I'd be tempted to dismiss the list as simply "Red-Scare"-era hysteria, were it not for the fact they've all, fairly undeniably, come true: --------------------------------
Get control of the schools. Use them as transmission belts for socialism and current Communist propaganda. Soften the curriculum. Get control of teachers' associations. Put the party line in textbooks.
Gain control of all student newspapers.
Use student riots to foment public protests against programs or organizations which are under Communist attack.
Infiltrate the press. Get control of book-review assignments, editorial writing, policy-making positions.
Gain control of key positions in radio, TV, and motion pictures.
Continue discrediting American culture by degrading all forms of artistic expression. An American Communist cell was told to "eliminate all good sculpture from parks and buildings, substitute shapeless, awkward and meaningless forms."
Control art critics and directors of art museums. "Our plan is to promote ugliness, repulsive, meaningless art."
Eliminate all laws governing obscenity by calling them "censorship" and a violation of free speech and free press.
Break down cultural standards of morality by promoting pornography and obscenity in books, magazines, motion pictures, radio, and TV.

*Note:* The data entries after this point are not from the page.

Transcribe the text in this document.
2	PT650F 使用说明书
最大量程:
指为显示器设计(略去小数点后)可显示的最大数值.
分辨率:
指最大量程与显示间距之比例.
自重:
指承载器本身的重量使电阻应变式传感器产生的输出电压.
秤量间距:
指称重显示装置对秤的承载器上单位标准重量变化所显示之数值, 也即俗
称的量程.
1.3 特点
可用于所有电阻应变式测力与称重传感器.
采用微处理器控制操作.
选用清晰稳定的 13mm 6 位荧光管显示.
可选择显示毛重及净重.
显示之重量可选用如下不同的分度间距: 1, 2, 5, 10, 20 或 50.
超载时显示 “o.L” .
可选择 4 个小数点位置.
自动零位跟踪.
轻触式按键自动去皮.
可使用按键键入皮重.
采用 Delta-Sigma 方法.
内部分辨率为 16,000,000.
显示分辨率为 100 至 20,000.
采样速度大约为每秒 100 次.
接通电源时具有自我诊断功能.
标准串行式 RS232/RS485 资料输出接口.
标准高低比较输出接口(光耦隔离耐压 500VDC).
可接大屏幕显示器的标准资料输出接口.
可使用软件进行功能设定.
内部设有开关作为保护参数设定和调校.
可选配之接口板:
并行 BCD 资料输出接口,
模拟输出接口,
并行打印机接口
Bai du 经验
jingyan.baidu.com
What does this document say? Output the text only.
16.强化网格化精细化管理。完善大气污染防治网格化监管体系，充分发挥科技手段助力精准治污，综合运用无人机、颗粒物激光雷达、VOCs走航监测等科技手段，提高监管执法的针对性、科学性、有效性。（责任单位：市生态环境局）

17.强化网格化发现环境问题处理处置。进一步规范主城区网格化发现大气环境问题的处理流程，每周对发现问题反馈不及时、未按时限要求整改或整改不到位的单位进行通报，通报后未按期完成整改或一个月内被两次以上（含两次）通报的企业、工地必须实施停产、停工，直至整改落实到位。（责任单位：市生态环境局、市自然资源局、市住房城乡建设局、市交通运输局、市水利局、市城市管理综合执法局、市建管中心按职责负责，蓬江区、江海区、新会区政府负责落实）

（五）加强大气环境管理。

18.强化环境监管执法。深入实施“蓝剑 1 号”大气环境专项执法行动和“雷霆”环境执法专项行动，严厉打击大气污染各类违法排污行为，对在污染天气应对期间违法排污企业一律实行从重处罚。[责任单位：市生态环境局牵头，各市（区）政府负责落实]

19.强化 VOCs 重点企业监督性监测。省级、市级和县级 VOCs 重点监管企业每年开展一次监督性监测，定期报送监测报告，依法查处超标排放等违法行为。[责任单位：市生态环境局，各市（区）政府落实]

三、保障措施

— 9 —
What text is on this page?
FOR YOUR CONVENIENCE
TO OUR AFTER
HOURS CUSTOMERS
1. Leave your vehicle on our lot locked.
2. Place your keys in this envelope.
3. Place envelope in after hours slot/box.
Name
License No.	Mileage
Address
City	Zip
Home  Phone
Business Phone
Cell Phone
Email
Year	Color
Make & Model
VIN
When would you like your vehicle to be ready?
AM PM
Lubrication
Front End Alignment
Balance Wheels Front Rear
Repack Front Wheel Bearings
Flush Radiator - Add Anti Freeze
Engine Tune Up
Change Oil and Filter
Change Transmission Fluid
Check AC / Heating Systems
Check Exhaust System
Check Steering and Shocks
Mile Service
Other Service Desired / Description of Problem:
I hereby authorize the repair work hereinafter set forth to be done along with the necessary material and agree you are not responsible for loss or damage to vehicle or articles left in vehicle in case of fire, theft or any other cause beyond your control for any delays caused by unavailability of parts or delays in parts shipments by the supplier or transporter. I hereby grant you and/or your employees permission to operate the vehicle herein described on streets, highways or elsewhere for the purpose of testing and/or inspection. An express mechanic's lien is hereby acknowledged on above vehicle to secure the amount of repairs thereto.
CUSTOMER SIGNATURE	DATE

Present homosexuality, degeneracy and promiscuity as "normal, natural, healthy.”
Infiltrate the churches and replace revealed religion with "social" religion. Discredit the Bible and emphasize the need for intellectual maturity, which does not need a "religious crutch."
Eliminate prayer or any phase of religious expression in the schools on the ground that it violates the principle of "separation of church and state."
Discredit the American Constitution by calling it inadequate, old- fashioned, out of step with modern needs, a hindrance to cooperation between nations on a worldwide basis.
Discredit the American Founding Fathers. Present them as selfish aristocrats who had no concern for the "common man."
Belittle all forms of American culture and discourage the teaching of American history on the ground that it was only a minor part of the "big picture."
Support any socialist movement to give centralized control over any part of the culture--education, social agencies, welfare programs, mental health clinics, etc.
Infiltrate and gain control of more unions.
Transfer some of the powers of arrest from the police to social agencies. Treat all behavioral problems as psychiatric disorders which no one but psychiatrists can understand [or treat].
Dominate the psychiatric profession and use mental health laws as a means of gaining coercive control over those who oppose Communist goals.
Discredit the family as an institution. Encourage promiscuity and easy divorce.
Emphasize the need to raise children away from the negative influence of parents. Attribute prejudices, mental blocks and retarding of children to suppressive influence of parents.
Create the impression that violence and insurrection are legitimate aspects of the American tradition; that students and special-interest groups should rise up and use "united force" to solve economic, political or social problems.